In Uroboro, unico racconto della raccolta dedicato alla speleologia in cavità artificiali, Giovanni Badino immagina il confronto fra speleologi che si trovano a censire una struttura ipogea di difficile attribuzione. Il risultato è esilarante. La Commissione Cavità Artificiali della Società Speleologica Italiana ha prodotto da molti anni la classificazione tipologica delle cavità artificiali. Nel corso del tempo si è reso necessario aggiornare periodicamente la codifica, quando – ad esempio – venivano scoperte nuove tipologie di cavità. Oggi l’albero delle tipologie è condiviso anche in ambito internazionale dalla Internation Union of Speleology e ripreso da studiosi di varie discipline. E’ indispensabile per censire in modo oggettivo una struttura ipogea artificiale e, pur nella sua apparente complessità, segue una logica che deriva da anni di studio e confronto fra gli speleologi italiani.

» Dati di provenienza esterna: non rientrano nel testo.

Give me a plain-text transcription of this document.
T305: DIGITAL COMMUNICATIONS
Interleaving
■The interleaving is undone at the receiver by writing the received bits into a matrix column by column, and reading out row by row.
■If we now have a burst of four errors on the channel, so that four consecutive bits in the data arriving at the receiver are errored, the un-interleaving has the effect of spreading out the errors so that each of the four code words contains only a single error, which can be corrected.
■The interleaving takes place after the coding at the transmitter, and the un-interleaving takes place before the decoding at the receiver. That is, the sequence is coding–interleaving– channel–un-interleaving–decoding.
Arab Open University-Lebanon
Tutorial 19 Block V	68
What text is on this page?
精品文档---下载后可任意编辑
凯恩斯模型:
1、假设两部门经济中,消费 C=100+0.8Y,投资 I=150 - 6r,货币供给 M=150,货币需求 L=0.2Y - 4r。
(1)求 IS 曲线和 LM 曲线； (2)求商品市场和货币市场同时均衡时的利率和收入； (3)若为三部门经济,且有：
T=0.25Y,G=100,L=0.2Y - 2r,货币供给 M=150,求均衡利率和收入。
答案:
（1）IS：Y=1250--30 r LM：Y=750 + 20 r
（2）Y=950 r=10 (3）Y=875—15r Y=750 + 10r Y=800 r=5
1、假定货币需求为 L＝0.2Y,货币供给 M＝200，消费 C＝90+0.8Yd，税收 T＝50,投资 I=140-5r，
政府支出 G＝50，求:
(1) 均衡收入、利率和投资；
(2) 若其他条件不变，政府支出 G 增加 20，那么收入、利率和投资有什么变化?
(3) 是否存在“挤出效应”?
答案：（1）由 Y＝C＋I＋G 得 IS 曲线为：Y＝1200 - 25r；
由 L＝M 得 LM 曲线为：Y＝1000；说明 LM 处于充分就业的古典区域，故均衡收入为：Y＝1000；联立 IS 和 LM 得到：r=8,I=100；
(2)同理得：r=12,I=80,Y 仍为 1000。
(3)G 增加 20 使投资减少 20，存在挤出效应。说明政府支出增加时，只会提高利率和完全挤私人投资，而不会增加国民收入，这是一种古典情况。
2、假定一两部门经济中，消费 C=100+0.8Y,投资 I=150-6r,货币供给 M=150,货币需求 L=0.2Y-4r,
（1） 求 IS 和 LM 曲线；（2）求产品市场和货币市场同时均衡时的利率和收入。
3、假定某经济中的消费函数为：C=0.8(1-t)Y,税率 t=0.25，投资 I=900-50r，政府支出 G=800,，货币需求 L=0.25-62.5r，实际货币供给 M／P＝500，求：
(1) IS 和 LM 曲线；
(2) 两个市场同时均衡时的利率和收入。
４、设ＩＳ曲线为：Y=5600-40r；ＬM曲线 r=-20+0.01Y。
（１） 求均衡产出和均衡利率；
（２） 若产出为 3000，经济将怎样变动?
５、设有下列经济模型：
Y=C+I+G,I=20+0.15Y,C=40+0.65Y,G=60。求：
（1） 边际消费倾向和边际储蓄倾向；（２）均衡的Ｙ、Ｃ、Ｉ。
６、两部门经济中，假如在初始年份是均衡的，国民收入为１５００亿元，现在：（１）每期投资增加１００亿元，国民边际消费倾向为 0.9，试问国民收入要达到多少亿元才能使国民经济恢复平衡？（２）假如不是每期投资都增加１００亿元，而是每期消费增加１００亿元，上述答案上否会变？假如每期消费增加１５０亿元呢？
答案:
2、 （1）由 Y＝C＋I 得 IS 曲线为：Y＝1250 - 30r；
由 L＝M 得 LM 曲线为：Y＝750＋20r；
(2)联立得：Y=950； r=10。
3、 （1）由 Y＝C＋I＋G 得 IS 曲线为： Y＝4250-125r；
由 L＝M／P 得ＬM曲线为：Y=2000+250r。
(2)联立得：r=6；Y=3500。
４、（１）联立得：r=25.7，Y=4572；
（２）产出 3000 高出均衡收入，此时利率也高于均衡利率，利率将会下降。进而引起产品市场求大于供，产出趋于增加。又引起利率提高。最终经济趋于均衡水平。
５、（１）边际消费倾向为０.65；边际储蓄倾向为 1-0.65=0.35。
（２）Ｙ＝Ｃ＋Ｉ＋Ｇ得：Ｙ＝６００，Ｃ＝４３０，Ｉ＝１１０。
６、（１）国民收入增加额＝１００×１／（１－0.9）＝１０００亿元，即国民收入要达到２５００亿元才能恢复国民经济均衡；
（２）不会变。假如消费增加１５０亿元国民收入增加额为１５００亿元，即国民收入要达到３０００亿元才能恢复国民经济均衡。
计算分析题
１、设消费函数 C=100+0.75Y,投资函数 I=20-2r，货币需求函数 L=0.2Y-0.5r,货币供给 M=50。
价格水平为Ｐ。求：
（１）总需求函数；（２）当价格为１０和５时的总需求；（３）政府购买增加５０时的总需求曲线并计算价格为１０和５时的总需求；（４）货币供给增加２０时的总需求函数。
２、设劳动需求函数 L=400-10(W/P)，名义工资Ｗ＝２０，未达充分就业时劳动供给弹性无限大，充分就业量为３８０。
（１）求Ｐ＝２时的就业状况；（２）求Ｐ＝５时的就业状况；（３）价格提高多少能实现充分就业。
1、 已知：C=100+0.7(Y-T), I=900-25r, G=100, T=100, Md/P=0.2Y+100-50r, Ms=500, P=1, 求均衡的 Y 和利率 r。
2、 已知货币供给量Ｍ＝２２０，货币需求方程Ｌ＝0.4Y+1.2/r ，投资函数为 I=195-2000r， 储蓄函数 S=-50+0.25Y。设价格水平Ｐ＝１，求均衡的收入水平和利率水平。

Anche questo episodio, come gli altri della raccolta, è frutto della fantasia dell’Autore ma in questo caso  i personaggi, pur celati da nomi diversi, esistono realmente. Lasciamo ai nostri lettori più curiosi scoprire di chi si tratta, se ne avranno voglia.

Ringraziamo Giovanni Badino per aver concesso la pubblicazione del racconto in anteprima su questo sito, augurandoci di poter sfogliare presto il volume con tutti i racconti.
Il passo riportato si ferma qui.